KP: Do these textbooks come in different languages, or are they just in English?

Ms. Kennedy: They are just in English. That is a good question. They do come with supports for English language learners, as well as different 504 and special ed adaptabilities, so that is another thing we have to look at is what is going to work best for those student populations.

KP: Is there an audio option?

Ms. Kennedy: Yes, most of them have that, because they are going to come with a digital version first, and then I think we will get the physical textbooks next. So on a digital version we have audio, yes.

KP: How do you decide which textbook to adopt?

Ms. Kennedy: Right now all the textbooks are at the high school and I put the textbooks in the English Planning Room up in 8219. I let all the English teachers know what was there and what to look for and things that make a good textbook to a bad textbook, especially with standards and different focuses and things of that sort. I asked the English teachers to let me and the other textbook committee teachers know how they felt about the book and then I am going to ask the textbook committee members to look through the books closely and tell me what they think, and then I take everybody’s opinion and put it in.

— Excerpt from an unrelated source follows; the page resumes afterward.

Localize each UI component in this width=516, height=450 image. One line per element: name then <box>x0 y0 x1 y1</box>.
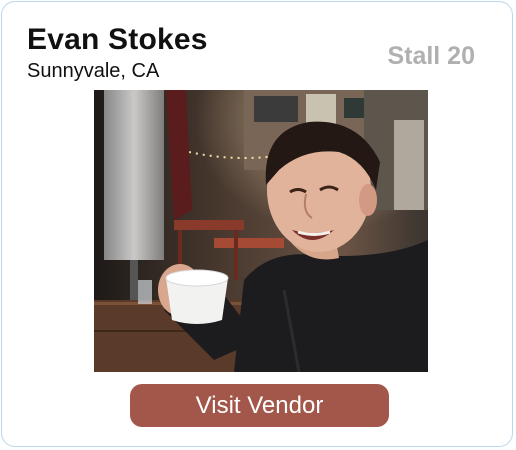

KP: Is there a committee who decides which textbook to adopt?

Ms. Kennedy: Yes, there is a committee. Each high school or school has a committee and we have a meeting with the head library textbook district person, liazon, and we are going to meet via Zoom at the end of the month and debate which textbook is going to be the best for us and the county, and kind of come to a consensus. We are kind of going to rate the books 1 to 4 so that way we will not get our way with option 1; we have a backup for Option 2.

KP: What types of English books do you use?

Ms. Kennedy: Normally I would use a textbook. What we have now has kind of like a workbook with short stories in it, so I use that. Sometimes, I find short stories that I like that works with the standards, but maybe not so much in the book or the textbook. So I find those Commonlets, that is a good source.

KP: I know. Sometimes the textbook stories are boring.

Ms. Kennedy: Yes, more interesting stories, more relatable stories for the students. Yes, that is definitely key—so it is more relatable to the student population rather than something that I read in high school. We do not want an outdated story. Every so often it is okay.

KP: Are they for the whole English department?

Ms. Kennedy: Yes! We’re looking at all four levels—ninth through twelfth books. There are quite a few, more than I thought there would be when I went to pick them up. We’re looking at all levels for the English department, so all levels of the textbooks.

KP: So it’s not just the ninth grade in your class, not just the tenth grade in your class, it’s all ninth, tenth, eleventh, and twelfth grade. And just in Sarasota County, not in the whole state of Florida?

Ms. Kennedy: Not in the whole state of Florida. I do not think the state can afford that. It is kind of just each district can adapt what they like as long as it goes with the standards.

KP: When do you decide what book to adopt?

Ms. Kennedy: We are having the final, all the committees are gathering January 28th to debate which textbook is going to be the best for us and the next day or the next week I think, they are going to adopt the textbook that we suggest hopefully.

KP: Do you have to pay for these textbooks?

Ms. Kennedy: No, luckily it is public school. They are free. Based on what the state as well as what the district pays.

KP: What do you do with the old textbooks when you are done with them?

Ms. Kennedy: The old textbooks are returned to the district and then I hope they recycle.

KP: I think it would be cool to give the textbooks to the students, but I did not know if that is what you did or if you just kept them because they were the old textbooks.

Ms. Kennedy: That is a good question. Probably one or two as a reference.

KP: Is the Textbook Adoption Program TAP as an acronym?

Ms. Kennedy: I mean, we can adopt that acronym. I do not see anything wrong with that. We just call ourselves textbook committees. We can say TAP for sure.

KP: We can adopt the adoption acronym!

Ms. Kennedy, Mrs. Uecker: Yep! There you go!